Little Inferno (Technical Excellence Award)

Tomorrow Corporation’s quirky title about burning objects in an ‘entertainment fireplace,’ Little Inferno, which won the Technical Excellence Award. The game made its public debut last year as one of the launch titles for the Nintendo Wii U. Made by the designers of the popular game World of Goo and Henry Hatsworth, the game was lauded for its unique gameplay and won many awards. After that it was released on Steam and has now made an appearance on the mobile platform with the iPad version.

The majority of the game takes place in front of the Little Inferno Entertainment Fireplace, whe player, a small (largely unseen) character, throws things, such as toys, dolls, and electronics, in and watch ablaze, as most of the objects have unique properties. Little Inferno is classified as a sandbox game as it offers few traditional objectives to complete and has no states of failure. The player can trigger “Combos” when two or three specific objects are burned simultaneously. The player is presented with a list of the game’s 99 possible Combos; the names of the Combos hint the relationship of the required objects and it is up to the player to determine the correct objects to burn. Combos are used to unlock new catalogs and expand the selection of (more expensive) objects, and to help advance the game’s narrative.

Little Inferno relies so heavily on physics most of which are done very well, as you will notice with some toys that have a strong gravitational field or tend to suck the air around them. Explosions, in particular, are very well animated, with some of the bigger ones shaking the entire fireplace with a nice slow motion effect.

140 (Excellence in Audio)

Jeppe Carlsen’s beat-based platformer 140 won the Excellence in Audio. 140 is a platform game independently developed by Jeppe Carlsen, known for his gameplay direction for Playdead’s Limbo.

Carlsen describes the gameplay of 140 as like “an old school platformer”, but where the player manipulates their avatar, a character that can take on several basic geometric shapes, to avoid music-controlled elements”.

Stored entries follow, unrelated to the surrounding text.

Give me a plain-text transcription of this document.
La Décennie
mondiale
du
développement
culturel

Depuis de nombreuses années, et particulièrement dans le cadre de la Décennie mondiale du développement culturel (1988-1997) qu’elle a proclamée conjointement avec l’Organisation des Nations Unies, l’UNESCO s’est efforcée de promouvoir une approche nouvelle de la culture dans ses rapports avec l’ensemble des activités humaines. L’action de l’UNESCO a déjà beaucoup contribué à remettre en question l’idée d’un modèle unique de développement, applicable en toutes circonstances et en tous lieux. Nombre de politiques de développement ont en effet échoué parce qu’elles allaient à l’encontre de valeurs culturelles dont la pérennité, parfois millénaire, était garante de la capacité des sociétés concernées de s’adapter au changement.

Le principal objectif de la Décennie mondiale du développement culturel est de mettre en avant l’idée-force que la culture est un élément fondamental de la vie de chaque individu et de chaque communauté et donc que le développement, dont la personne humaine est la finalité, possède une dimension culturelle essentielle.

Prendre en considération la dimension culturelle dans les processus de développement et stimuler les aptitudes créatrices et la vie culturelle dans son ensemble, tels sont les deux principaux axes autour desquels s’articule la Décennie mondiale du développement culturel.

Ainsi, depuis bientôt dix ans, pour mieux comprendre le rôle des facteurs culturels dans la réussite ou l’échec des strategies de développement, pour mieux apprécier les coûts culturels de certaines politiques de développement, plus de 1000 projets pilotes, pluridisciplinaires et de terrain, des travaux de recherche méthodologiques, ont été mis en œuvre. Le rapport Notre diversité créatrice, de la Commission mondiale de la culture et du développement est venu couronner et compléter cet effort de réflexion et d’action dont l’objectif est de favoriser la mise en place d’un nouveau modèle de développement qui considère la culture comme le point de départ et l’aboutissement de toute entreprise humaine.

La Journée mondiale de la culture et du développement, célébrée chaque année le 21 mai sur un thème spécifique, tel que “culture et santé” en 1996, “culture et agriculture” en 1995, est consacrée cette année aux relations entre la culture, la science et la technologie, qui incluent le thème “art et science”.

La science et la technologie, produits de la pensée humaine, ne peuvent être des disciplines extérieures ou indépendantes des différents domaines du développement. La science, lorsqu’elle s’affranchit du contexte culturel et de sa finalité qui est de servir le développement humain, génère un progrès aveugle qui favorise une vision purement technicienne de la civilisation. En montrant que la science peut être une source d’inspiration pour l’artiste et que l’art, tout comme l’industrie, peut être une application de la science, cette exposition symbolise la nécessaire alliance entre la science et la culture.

As the player progresses through a level, the nergetic, yet melancholic electronic soundtrack, will change reflecting the difficulty of the platforming elements.

Zineth (The Best Student Game)

The Best Student Game was awarded to the third-person, high-speed skating game that celebrates Twitter and cell phone culture, Zineth, by the Rensselaer Polytechnic.

Zineth is a difficult game to describe. It is mostly an experience than an actual game that mostly lets you skate around, but also gives you the option to fiddle around with fetch quests, races, Twitter, and a strange Pokémon-esque minigame that’s accessible through the player’s mobile device. Perfecting your technique in the game is extremely challenging. You move, jump off ramps, grind rails, and ride walls. Timing is everything.


IGF represents the best in creativity, experimentation, storytelling. This year’s IGF finalists faced more competition than ever before, as the festival attracted nearly 600 entrants a pleasant headache for the IGF organizers who had to expand each of its Main Competition award categories to six finalists (except Nuovo, which has 8 finalists).

Each of the games in order to earn its name in the nominees list, went through a number of trials, and were recommended from more than 200 top independent game experts and just getting nominated from among hundreds of other entries is truly an honor.

We would like to congratulate each of the winners and the developers that made it into the competition this year and we strongly encourage you to support the indie scene by checking and, why not by buying, these great titles.